A journalist speaking to AFP said "at least four rockets struck [Libya International's] offices. There was material damage but no victims," said a journalist speaking on condition of anonymity.
Meanwhile, Libya's justice minister said in a statement that two people were killed and 55 wounded in clashes between rival militia groups in southern Tripoli on Sunday,
"Unfortunately, the events led to two deaths and 55 wounded," Salah al-Marghani said, adding that the Tripoli violence had "no real link" to an offensive launched Friday by a rogue general against Islamists in the east of the country.
Earlier on Sunday, heavily armed gunmen stormed Libya's parliament demanding its suspension and claiming loyalty to the renegade army general who vowed to purge the country of Islamist militants.
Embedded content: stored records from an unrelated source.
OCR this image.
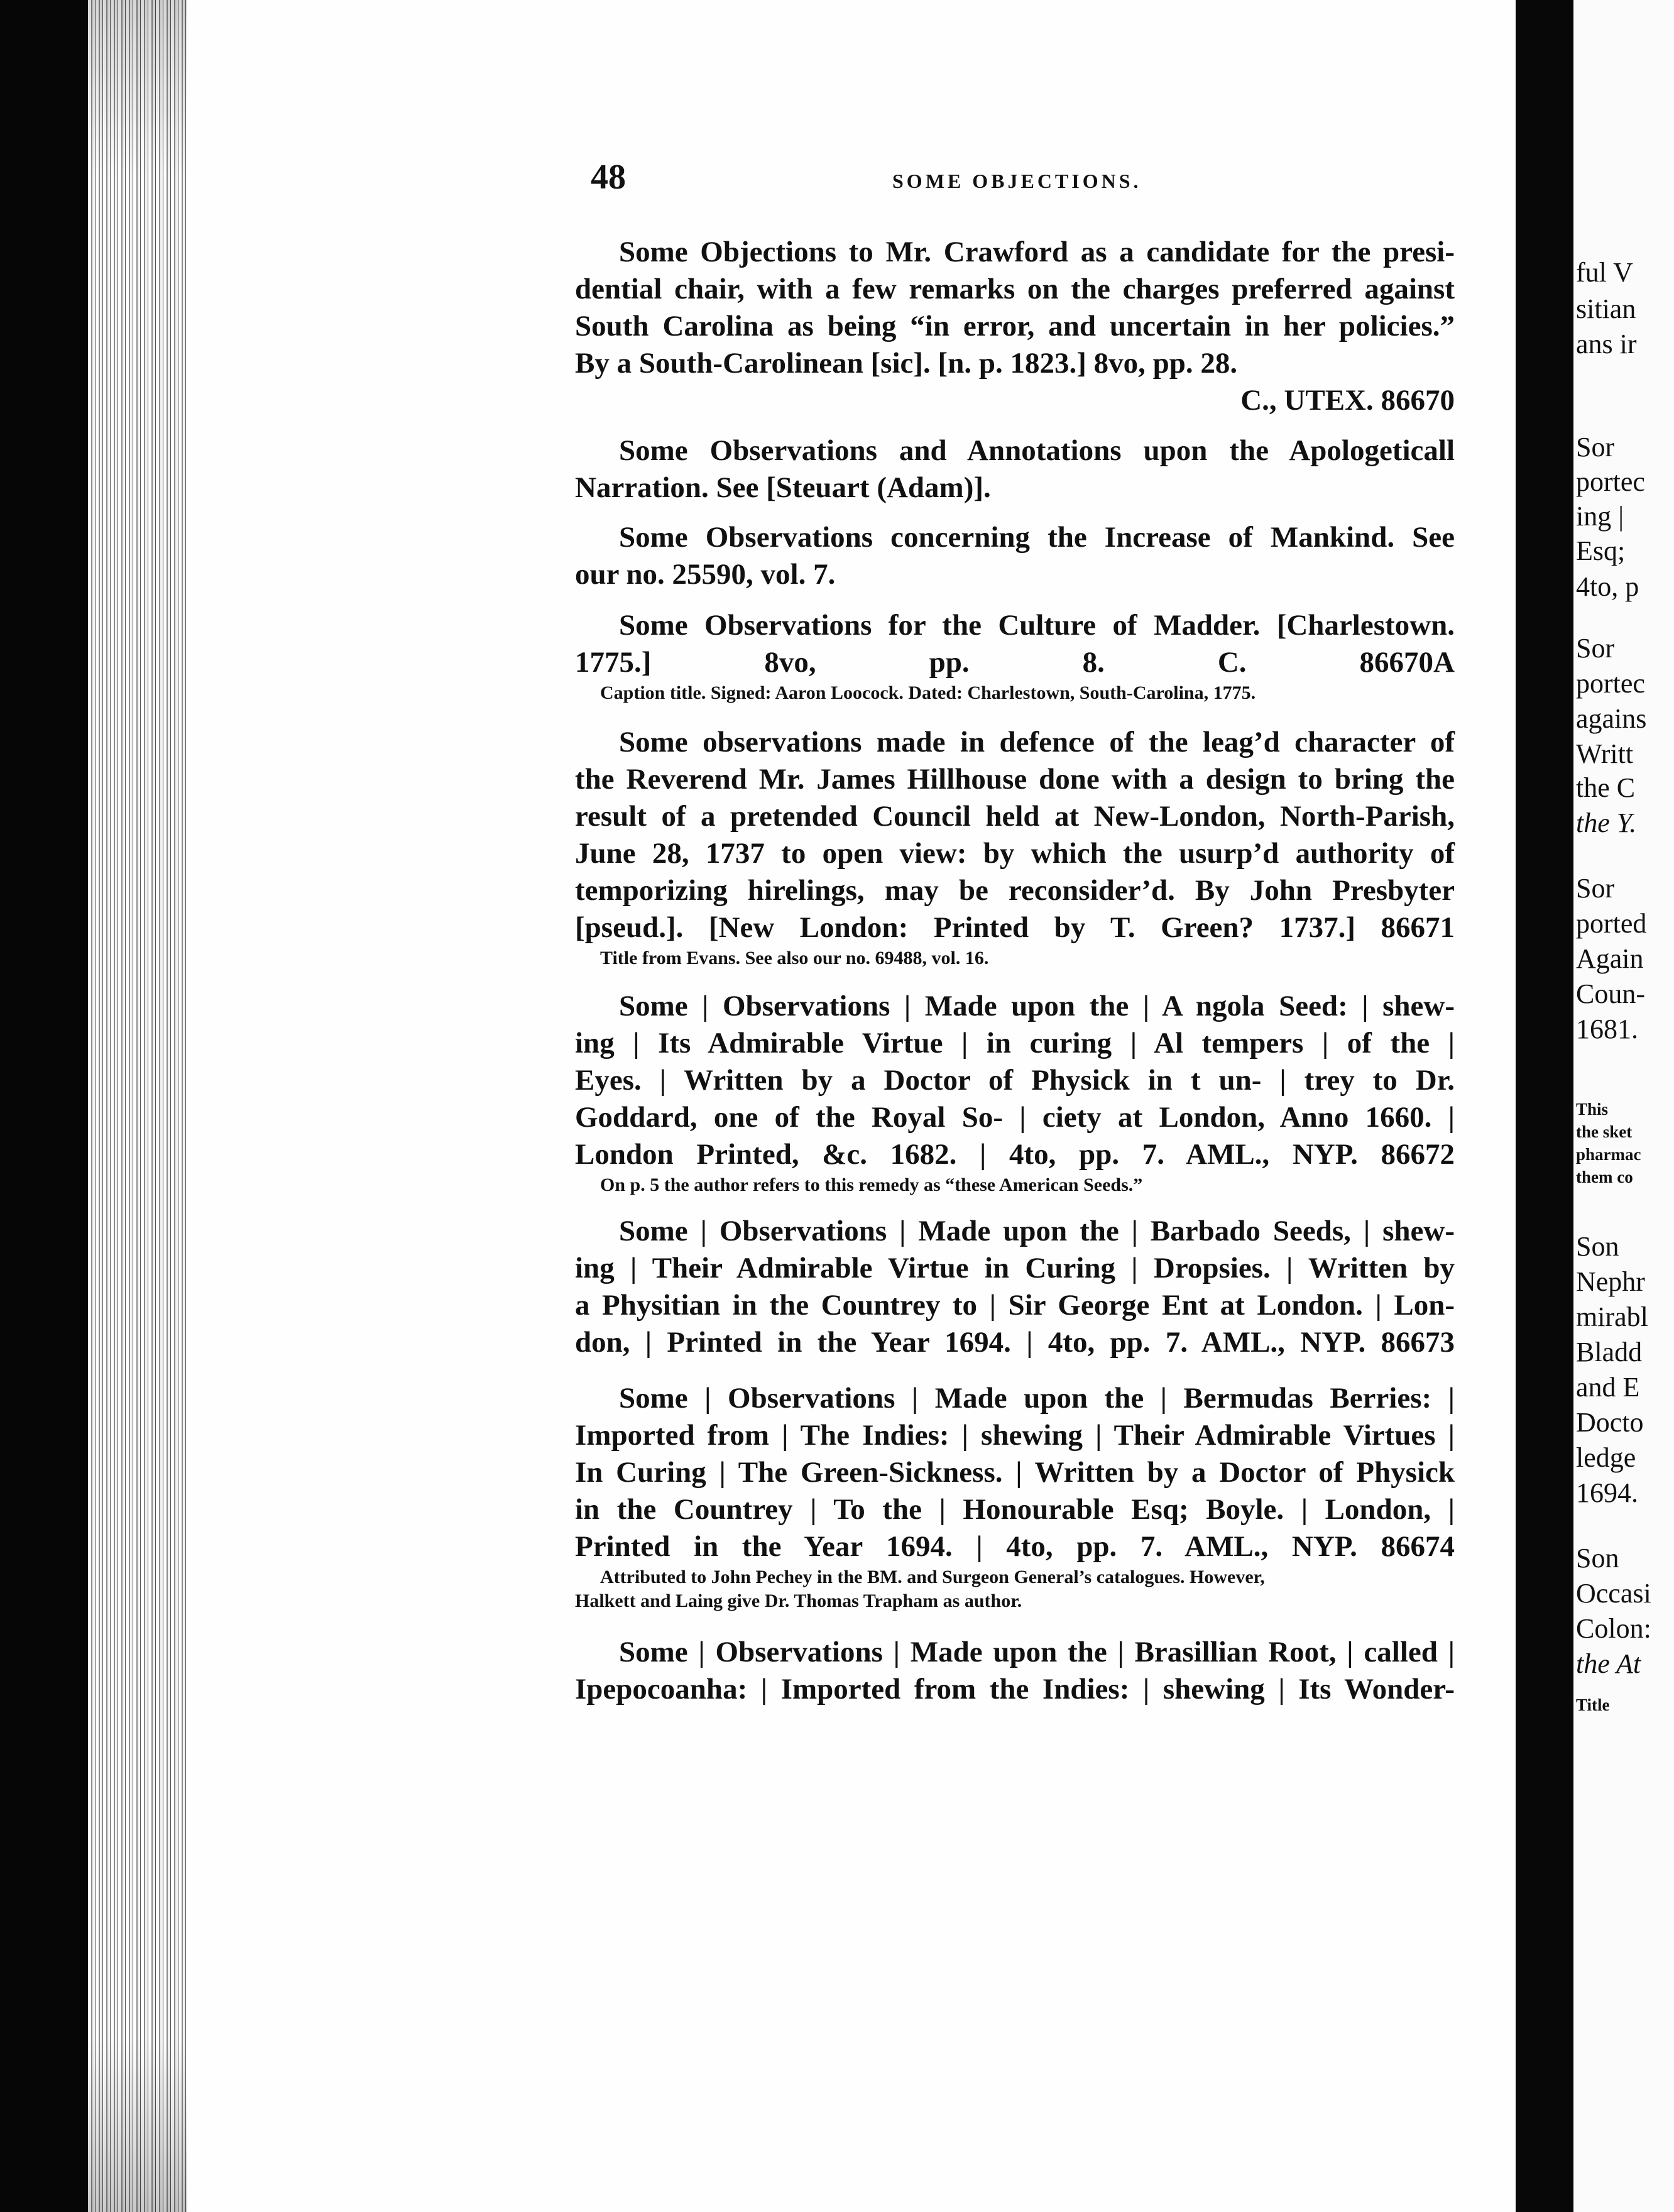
48	SOME OBJECTIONS.
Some Objections to Mr. Crawford as a candidate for the presi-
dential chair, with a few remarks on the charges preferred against
South Carolina as being “in error, and uncertain in her policies.”
By a South-Carolinean [sic]. [n. p. 1823.] 8vo, pp. 28.
C., UTEX. 86670
Some Observations and Annotations upon the Apologeticall
Narration. See [Steuart (Adam)].
Some Observations concerning the Increase of Mankind. See
our no. 25590, vol. 7.
Some Observations for the Culture of Madder. [Charlestown.
1775.] 8vo, pp. 8. C. 86670A
Caption title. Signed: Aaron Loocock. Dated: Charlestown, South-Carolina, 1775.
Some observations made in defence of the leag’d character of
the Reverend Mr. James Hillhouse done with a design to bring the
result of a pretended Council held at New-London, North-Parish,
June 28, 1737 to open view: by which the usurp’d authority of
temporizing hirelings, may be reconsider’d. By John Presbyter
[pseud.]. [New London: Printed by T. Green? 1737.] 86671
Title from Evans. See also our no. 69488, vol. 16.
Some | Observations | Made upon the | A ngola Seed: | shew-
ing | Its Admirable Virtue | in curing | Al tempers | of the |
Eyes. | Written by a Doctor of Physick in t un- | trey to Dr.
Goddard, one of the Royal So- | ciety at London, Anno 1660. |
London Printed, &c. 1682. | 4to, pp. 7. AML., NYP. 86672
On p. 5 the author refers to this remedy as “these American Seeds.”
Some | Observations | Made upon the | Barbado Seeds, | shew-
ing | Their Admirable Virtue in Curing | Dropsies. | Written by
a Physitian in the Countrey to | Sir George Ent at London. | Lon-
don, | Printed in the Year 1694. | 4to, pp. 7. AML., NYP. 86673
Some | Observations | Made upon the | Bermudas Berries: |
Imported from | The Indies: | shewing | Their Admirable Virtues |
In Curing | The Green-Sickness. | Written by a Doctor of Physick
in the Countrey | To the | Honourable Esq; Boyle. | London, |
Printed in the Year 1694. | 4to, pp. 7. AML., NYP. 86674
Attributed to John Pechey in the BM. and Surgeon General’s catalogues. However,
Halkett and Laing give Dr. Thomas Trapham as author.
Some | Observations | Made upon the | Brasillian Root, | called |
Ipepocoanha: | Imported from the Indies: | shewing | Its Wonder-
ful V
sitian
ans ir
Sor
portec
ing |
Esq;
4to, p
Sor
portec
agains
Writt
the C
the Y.
Sor
ported
Again
Coun-
1681.
This
the sket
pharmac
them co
Son
Nephr
mirabl
Bladd
and E
Docto
ledge
1694.
Son
Occasi
Colon:
the At
Title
Smoke rose over parliament after gunmen attacked and then withdrew, and gunfire erupted across Tripoli, where rival militias clashed in some of the worst violence in the city since the end the 2011 war against Muammar Qaddafi.
Details of who was involved Sunday's chaotic attack were unclear, but loyalists of retired General Khalifa Haftar said his forces and militia allies had planned the parliament assault in a campaign to rid Libya of Islamist hardliners.
Any alliance of militias lining up against Islamist groups threatens to deepen chaos in the OPEC oil producer where a fragile government already struggles to gain legitimacy and impose authority over brigades of former fighters.
"We announce the freezing of the GNC," said Colonel Mukhtar Fernana, a former military police officer from the Zintan region, reading out a statement on al-Ahrar TV.
Haftar's spokesman Mohamed al-Hejazi said Fernana's group was allied to the former general.
Fernana said their movement was not a coup, but said the parliament had no legitimacy and should hand over power to a 60-member body that was recently elected to rewrite Libya's constitution.
It was not immediately clear how much backing Haftar's men had within Libya's nascent regular armed forces and the country's powerful brigades of former rebels or whether the parliament was fully under government control after the attack.
Marghani condemned the assault on parliament and rejected the group's demands.
"The government demands an immediate stop to military action and use of force to express political opinion," he told a news conference calling for dialogue.